Para garantir maior transparência e mitigar possíveis irregularidades, os senadores aprovaram alterações que concentram o controle do benefício em órgãos do Estado. As adequações incluem:
- Proibição de pagamentos retroativos do seguro referentes a períodos de defeso anteriores a 2026.
- Exigência de registro biométrico e inscrição no Cadastro Único (CadÚnico), que passará a contar para o cálculo do limite de renda de acesso.
- Obrigatoriedade de envio de documentos fiscais de venda do pescado com periodicidade de pelo menos seis meses dentro dos 12 meses anteriores ao início do defeso, ou apresentação de comprovantes de contribuições previdenciárias.
- Autenticação de acesso aos sistemas digitais feita exclusivamente por métodos diretos, como validação biométrica, eliminando a intermediação de servidores públicos habilitados.
- Apresentação dos requerimentos documentais apenas ao Ministério do Trabalho e Emprego, esvaziando a participação de sindicatos e associações parceiras no processo de concessão.
O líder do governo na Casa, senador Jaques Wagner (PT-BA), esclareceu que a vedação aos pagamentos retroativos não prejudicará pescadores com direitos comprovados. Caso surjam beneficiários legítimos no futuro, o governo federal se comprometeu a enviar uma nova medida provisória específica para autorizar as devidas liberações financeiras.
Por que o debate gerou atrito entre governo e oposição?
A discussão em plenário foi marcada por divergências sobre a quantidade de beneficiários e a fiscalização do programa. Parlamentares da oposição criticaram o aumento expressivo no número de inscritos. O senador Jorge Seif (PL-SC), ex-secretário Nacional da Pesca, argumentou que o sistema atual possui brechas estruturais e afirmou ter cancelado 300 mil benefícios durante sua gestão anterior no setor.

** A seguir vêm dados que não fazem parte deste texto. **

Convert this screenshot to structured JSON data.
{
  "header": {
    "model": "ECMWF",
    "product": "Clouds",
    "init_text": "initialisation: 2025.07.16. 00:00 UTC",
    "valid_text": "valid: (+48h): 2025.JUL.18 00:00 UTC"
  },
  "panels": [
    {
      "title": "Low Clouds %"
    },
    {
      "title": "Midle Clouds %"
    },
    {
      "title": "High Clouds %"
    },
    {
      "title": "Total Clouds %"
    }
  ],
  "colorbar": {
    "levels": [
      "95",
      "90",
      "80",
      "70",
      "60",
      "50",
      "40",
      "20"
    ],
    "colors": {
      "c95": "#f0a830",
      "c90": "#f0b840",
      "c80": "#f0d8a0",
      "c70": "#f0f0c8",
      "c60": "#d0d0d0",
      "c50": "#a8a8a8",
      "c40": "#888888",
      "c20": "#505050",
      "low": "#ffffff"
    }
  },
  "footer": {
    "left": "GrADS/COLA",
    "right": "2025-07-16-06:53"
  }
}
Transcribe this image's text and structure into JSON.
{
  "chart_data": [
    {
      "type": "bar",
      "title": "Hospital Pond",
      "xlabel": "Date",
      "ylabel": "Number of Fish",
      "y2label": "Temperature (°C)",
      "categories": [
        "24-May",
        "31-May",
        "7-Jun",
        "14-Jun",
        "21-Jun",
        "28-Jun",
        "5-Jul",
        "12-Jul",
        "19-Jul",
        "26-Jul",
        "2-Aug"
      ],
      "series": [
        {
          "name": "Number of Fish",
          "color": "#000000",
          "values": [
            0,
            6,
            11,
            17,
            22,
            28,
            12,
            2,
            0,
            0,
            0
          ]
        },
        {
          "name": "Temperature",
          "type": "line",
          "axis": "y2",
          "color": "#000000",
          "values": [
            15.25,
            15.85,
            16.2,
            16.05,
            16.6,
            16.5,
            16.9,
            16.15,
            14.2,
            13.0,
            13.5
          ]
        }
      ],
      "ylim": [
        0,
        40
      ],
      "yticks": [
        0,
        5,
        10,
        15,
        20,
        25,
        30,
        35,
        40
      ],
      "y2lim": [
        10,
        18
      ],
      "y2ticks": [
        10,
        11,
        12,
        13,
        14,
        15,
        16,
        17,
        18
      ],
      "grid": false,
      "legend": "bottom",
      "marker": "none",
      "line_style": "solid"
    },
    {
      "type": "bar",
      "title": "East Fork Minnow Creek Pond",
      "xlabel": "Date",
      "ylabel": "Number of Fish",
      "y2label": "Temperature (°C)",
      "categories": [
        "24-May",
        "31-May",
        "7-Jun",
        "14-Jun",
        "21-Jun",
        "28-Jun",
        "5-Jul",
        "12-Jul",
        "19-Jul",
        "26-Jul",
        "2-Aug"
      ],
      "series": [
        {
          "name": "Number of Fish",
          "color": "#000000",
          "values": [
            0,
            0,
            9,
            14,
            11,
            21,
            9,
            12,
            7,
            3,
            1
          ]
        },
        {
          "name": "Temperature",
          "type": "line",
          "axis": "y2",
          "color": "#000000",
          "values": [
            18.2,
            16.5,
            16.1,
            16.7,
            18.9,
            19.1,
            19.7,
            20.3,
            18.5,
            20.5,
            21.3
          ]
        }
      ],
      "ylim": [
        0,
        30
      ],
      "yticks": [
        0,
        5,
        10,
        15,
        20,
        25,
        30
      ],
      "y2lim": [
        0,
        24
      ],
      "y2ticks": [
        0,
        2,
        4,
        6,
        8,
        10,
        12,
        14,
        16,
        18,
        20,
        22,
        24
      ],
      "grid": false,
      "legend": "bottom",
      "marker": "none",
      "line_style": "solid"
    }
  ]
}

Era 1 milhão quando eu assumi a pesca. Economizei para o Brasil R$ 1 bilhão por ano. […] Hoje, no governo Lula, já tem 2 milhões de pescadores. Pescador multiplica mais do que coelho. O Pará é o maior fraudador de seguro-defeso do Brasil. É uma vergonha! É compra de voto!
Em resposta às acusações e em defesa da integridade da medida provisória, o relator Beto Faro enfatizou que o projeto final foi cuidadosamente elaborado para punir os fraudadores sem penalizar os trabalhadores que dependem do auxílio. O parlamentar destacou os gargalos administrativos que deixaram famílias sem amparo financeiro recentemente.
Nós temos hoje cerca de 500 mil pescadores no país que não receberam o seguro-defeso do ano passado. E tem gente que não recebeu o seguro-defeso dos anos anteriores, inclusive. […] Então, tem uma série de questões em que nós não podíamos cercear o direito desses pescadores. Nós estabelecemos nessa medida que o seguro-defeso tem que ser pago durante o período do defeso.